Written by Willy Blackmore for TakePart.com

“Right now, chefs have a tendency to use the term protein to be synonymous with meat,” said Sophie Egan, the program director for Menus of Change, CIA’s partnership with the Department of Nutrition at the Harvard T. H. Chan School of Public Health. “And that’s something in the very wording that needs to change.” Egan and her colleagues are working to redefine chefs’ terminology in The Protein Flip, a graphics-heavy white paper published last week. Instead of diverting plants and grains into the production of meat, The Protein Flip calls on chefs to feed the plants directly to diners, “with much smaller amounts of accompanying animal protein.”

Meat has long stood at the center of the American plate, especially in restaurants, where—despite some of the great vegetable-centric cooking that's in vogue—vegetarian or vegan items often feel like more of an afterthought. But there is more to cooking with vegetables than a meatless pasta dish, veggie burger, or pile of mixed grilled vegetables, and the CIA wants chefs to explore the terrain. Americans eat three times as much meat as the global average, and more than half of that is red meat. As a recent report from the World Resources Institute highlighted, Americans eat far more protein than is nutritionally necessary.

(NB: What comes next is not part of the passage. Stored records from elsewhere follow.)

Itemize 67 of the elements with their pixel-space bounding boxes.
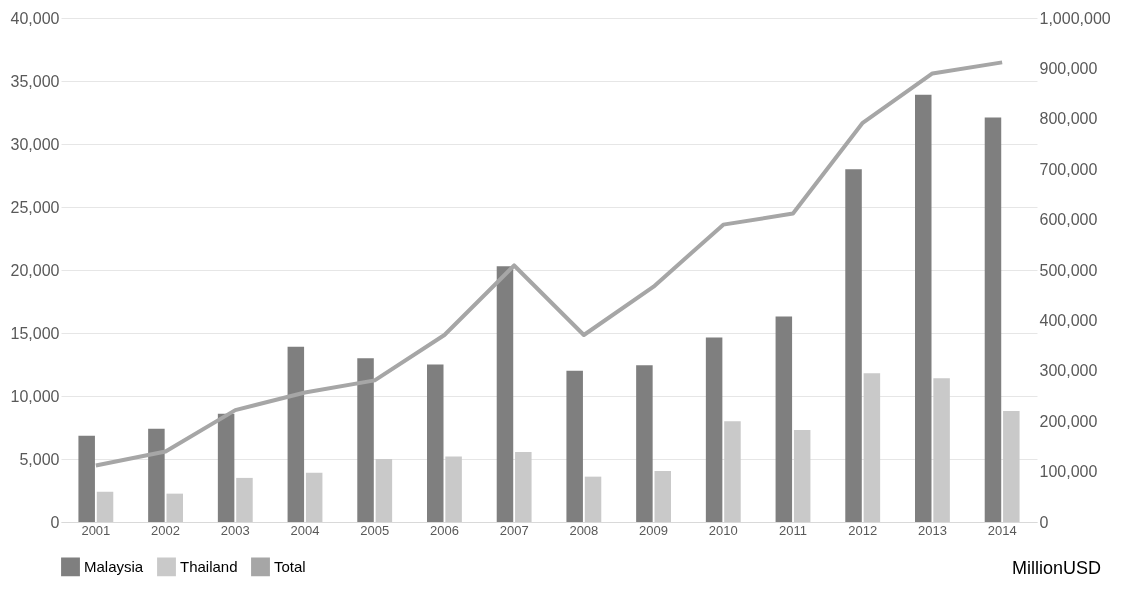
x-tick-label: 2003 <box>220 522 250 538</box>
bar <box>148 428 165 522</box>
bar <box>724 421 741 522</box>
bar <box>636 365 653 522</box>
bar <box>705 337 723 522</box>
y-tick-label: 35,000 <box>10 72 60 90</box>
bar <box>775 316 793 522</box>
bar <box>915 94 932 522</box>
x-tick-label: 2006 <box>429 522 459 538</box>
x-tick-label: 2011 <box>779 522 807 538</box>
bar <box>445 456 462 522</box>
bar <box>78 435 95 522</box>
bar <box>793 430 811 522</box>
bar <box>984 117 1002 522</box>
bar <box>357 358 374 522</box>
x-tick-label: 2014 <box>987 522 1017 538</box>
x-tick-label: 2008 <box>569 522 599 538</box>
bar <box>654 470 671 522</box>
bar <box>515 452 532 522</box>
bar <box>1003 411 1020 522</box>
line-series <box>93 60 1005 468</box>
y-tick-label: 40,000 <box>10 9 60 27</box>
y-tick-label: 5,000 <box>19 450 60 468</box>
y2-tick-label: 0 <box>1039 513 1049 531</box>
y2-tick-label: 200,000 <box>1039 412 1098 430</box>
bar <box>236 477 253 522</box>
bar <box>933 378 950 522</box>
x-tick-label: 2007 <box>499 522 529 538</box>
y-tick-label: 30,000 <box>10 135 60 153</box>
legend-label: Malaysia <box>84 557 144 575</box>
y2-tick-label: 100,000 <box>1039 463 1098 481</box>
y2-tick-label: 800,000 <box>1039 110 1098 128</box>
bar <box>863 373 881 522</box>
legend-label: Total <box>274 557 306 575</box>
y-tick-label: 20,000 <box>10 261 60 279</box>
bar <box>584 476 602 522</box>
x-tick-label: 2009 <box>639 522 669 538</box>
bar <box>305 472 323 522</box>
text: MillionUSD <box>1011 558 1101 578</box>
bar <box>287 346 305 522</box>
y-tick-label: 25,000 <box>10 198 60 216</box>
y2-tick-label: 500,000 <box>1039 261 1098 279</box>
bar <box>217 413 235 522</box>
y2-tick-label: 700,000 <box>1039 160 1098 178</box>
y-tick-label: 10,000 <box>10 387 60 405</box>
y-tick-label: 0 <box>50 513 60 531</box>
y-tick-label: 15,000 <box>10 324 60 342</box>
y2-tick-label: 1,000,000 <box>1039 9 1111 27</box>
y2-tick-label: 400,000 <box>1039 311 1098 329</box>
bar <box>166 493 183 522</box>
bar <box>96 491 114 522</box>
x-tick-label: 2010 <box>708 522 738 538</box>
x-tick-label: 2012 <box>848 522 878 538</box>
bar <box>427 364 444 522</box>
bar <box>496 266 514 522</box>
x-tick-label: 2001 <box>81 522 111 538</box>
y2-tick-label: 900,000 <box>1039 59 1098 77</box>
x-tick-label: 2002 <box>151 522 181 538</box>
x-tick-label: 2005 <box>360 522 390 538</box>
y2-tick-label: 300,000 <box>1039 362 1098 380</box>
y2-tick-label: 600,000 <box>1039 211 1098 229</box>
x-tick-label: 2013 <box>917 522 947 538</box>
x-tick-label: 2004 <box>290 522 320 538</box>
bar <box>375 459 393 522</box>
bar <box>566 370 583 522</box>
bar <box>845 169 862 522</box>
legend-label: Thailand <box>180 557 238 575</box>
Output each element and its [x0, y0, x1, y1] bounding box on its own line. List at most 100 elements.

Instead of asking people to not eat meat, The Protein Flip suggests eating less and different kinds of animal protein and increasing the amount of plant-based proteins included in meals. Instead of a portion of meat occupying the center of the plate with some vegetables on the side, the idea is to flip the balance, with plants making up more of a dish and meat moving into a condiment-like role. Why not serve two ounces of meat in a dish instead of eight or more? Animal-based protein sources (including eggs and dairy) account for 85 percent of the protein Americans consume (20 percent of that is chicken), with legumes, for example, coming in at just 1.3 percent of the total.

There’s a public health angle here too. As the white paper explains, high levels of meat consumption can lead to diet-related disease and drives the use of antibiotics in livestock. Conversely, minimally processed plant-based proteins are, according to the paper, “associated with a lower risk of chronic disease and mortality,” in addition to requiring fewer resources.